Just intervals and their simple ratios

The intervals that ring cleanest are built from small whole-number frequency ratios. An octave is 2 to 1, a perfect fifth is 3 to 2, a perfect fourth is 4 to 3, and a major third is 5 to 4. When two notes lock into one of these ratios their overtones align and the beating between them disappears. Converting those ratios to cents gives 1200, about 701.96, about 498.04 and about 386.31 respectively, which is why just intervals rarely land on round cent values.

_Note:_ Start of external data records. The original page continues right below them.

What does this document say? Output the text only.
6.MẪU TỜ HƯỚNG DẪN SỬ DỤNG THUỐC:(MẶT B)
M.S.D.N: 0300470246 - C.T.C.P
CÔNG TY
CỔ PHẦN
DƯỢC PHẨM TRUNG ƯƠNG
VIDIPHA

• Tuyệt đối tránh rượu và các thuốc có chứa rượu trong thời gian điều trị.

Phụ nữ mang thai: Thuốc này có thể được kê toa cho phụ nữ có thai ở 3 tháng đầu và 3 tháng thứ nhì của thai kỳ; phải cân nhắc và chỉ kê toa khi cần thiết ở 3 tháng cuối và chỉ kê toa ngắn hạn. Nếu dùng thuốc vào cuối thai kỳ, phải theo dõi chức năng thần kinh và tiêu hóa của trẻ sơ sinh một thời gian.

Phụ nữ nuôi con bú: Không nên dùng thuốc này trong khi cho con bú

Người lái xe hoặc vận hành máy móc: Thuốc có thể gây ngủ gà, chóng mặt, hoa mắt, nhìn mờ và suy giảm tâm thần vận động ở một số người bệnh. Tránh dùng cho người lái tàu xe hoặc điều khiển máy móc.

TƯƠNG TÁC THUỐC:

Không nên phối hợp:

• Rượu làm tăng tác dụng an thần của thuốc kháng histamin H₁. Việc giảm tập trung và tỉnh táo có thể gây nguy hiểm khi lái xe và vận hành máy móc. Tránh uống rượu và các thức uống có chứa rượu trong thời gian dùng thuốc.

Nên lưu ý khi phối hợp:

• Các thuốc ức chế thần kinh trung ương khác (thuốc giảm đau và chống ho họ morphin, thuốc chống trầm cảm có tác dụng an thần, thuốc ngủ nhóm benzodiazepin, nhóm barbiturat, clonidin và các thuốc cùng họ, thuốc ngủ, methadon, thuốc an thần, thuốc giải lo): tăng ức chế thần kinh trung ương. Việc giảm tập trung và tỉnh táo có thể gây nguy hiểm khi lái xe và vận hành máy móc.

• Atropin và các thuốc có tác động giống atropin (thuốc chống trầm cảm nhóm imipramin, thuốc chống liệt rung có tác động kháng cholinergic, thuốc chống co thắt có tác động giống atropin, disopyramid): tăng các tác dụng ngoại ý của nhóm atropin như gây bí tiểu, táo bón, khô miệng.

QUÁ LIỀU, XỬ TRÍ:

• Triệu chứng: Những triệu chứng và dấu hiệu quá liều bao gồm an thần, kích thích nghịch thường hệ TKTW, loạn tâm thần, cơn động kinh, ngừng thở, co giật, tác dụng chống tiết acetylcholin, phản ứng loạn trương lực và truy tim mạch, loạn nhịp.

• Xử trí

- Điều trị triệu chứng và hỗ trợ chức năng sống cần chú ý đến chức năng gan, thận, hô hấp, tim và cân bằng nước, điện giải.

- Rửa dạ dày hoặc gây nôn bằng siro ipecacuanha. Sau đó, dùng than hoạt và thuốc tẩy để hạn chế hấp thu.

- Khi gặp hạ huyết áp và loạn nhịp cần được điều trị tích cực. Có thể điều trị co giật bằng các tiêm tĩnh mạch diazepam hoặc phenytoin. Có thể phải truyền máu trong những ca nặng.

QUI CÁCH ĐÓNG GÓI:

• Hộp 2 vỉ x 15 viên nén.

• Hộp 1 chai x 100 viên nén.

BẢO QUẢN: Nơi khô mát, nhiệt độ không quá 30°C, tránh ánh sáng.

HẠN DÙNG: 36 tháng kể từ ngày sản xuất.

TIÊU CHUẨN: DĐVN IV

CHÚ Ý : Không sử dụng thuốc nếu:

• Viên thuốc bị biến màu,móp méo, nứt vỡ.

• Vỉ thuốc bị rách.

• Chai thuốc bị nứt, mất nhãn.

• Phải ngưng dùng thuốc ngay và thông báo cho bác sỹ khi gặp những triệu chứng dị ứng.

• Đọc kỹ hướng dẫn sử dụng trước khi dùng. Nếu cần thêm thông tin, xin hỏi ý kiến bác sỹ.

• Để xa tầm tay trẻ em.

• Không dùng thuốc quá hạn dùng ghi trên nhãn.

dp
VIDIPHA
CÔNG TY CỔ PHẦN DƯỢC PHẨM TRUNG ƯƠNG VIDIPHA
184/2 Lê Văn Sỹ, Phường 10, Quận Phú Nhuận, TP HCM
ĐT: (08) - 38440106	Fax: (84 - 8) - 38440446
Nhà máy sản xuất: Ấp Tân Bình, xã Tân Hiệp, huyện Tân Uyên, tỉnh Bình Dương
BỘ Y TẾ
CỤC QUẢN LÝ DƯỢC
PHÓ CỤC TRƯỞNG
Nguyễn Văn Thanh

Why equal temperament exists

Pure ratios do not stack neatly. Twelve just fifths overshoot seven octaves by about 23.5 cents, a gap called the Pythagorean comma, so an instrument tuned in pure fifths cannot play in every key. Equal temperament solves this by making every semitone identical at exactly 100 cents, which pulls the fifth down to 700 cents and pushes the major third up to 400. Each interval is slightly impure, but the error is shared evenly and music sounds acceptable in all keys.

Using cents to check intonation

Enter a measured pitch as Frequency 2 and the target pitch as Frequency 1 to see how many cents sharp or flat you are. A guitar string reading plus 8 cents is noticeably sharp and wants loosening, while a choir landing within about 3 cents of pure will sound locked in. Comparing the ratio the tool reports against a known just ratio also tells you whether a synth patch or sample is tuned to just intonation or to standard equal temperament.

Frequently asked questions

How many cents off is actually audible?

On sustained, harmonically rich tones many listeners notice errors of about 5 to 10 cents, and trained ears do better. On short or percussive sounds the threshold is far more forgiving, so a few cents rarely matters.

Why do some results end in .96 or .04?

Those come from pure just ratios, which do not divide the octave into whole cents. A 3 to 2 fifth is 701.96 cents and a 4 to 3 fourth is 498.04, so the fractional part is expected, not a rounding bug.

Is 440 Hz the only possible reference?

No. A4 at 440 Hz is the common concert standard, but you can enter any reference, such as 432 Hz or a baroque 415 Hz, and the cents result reflects the interval between whatever two frequencies you provide.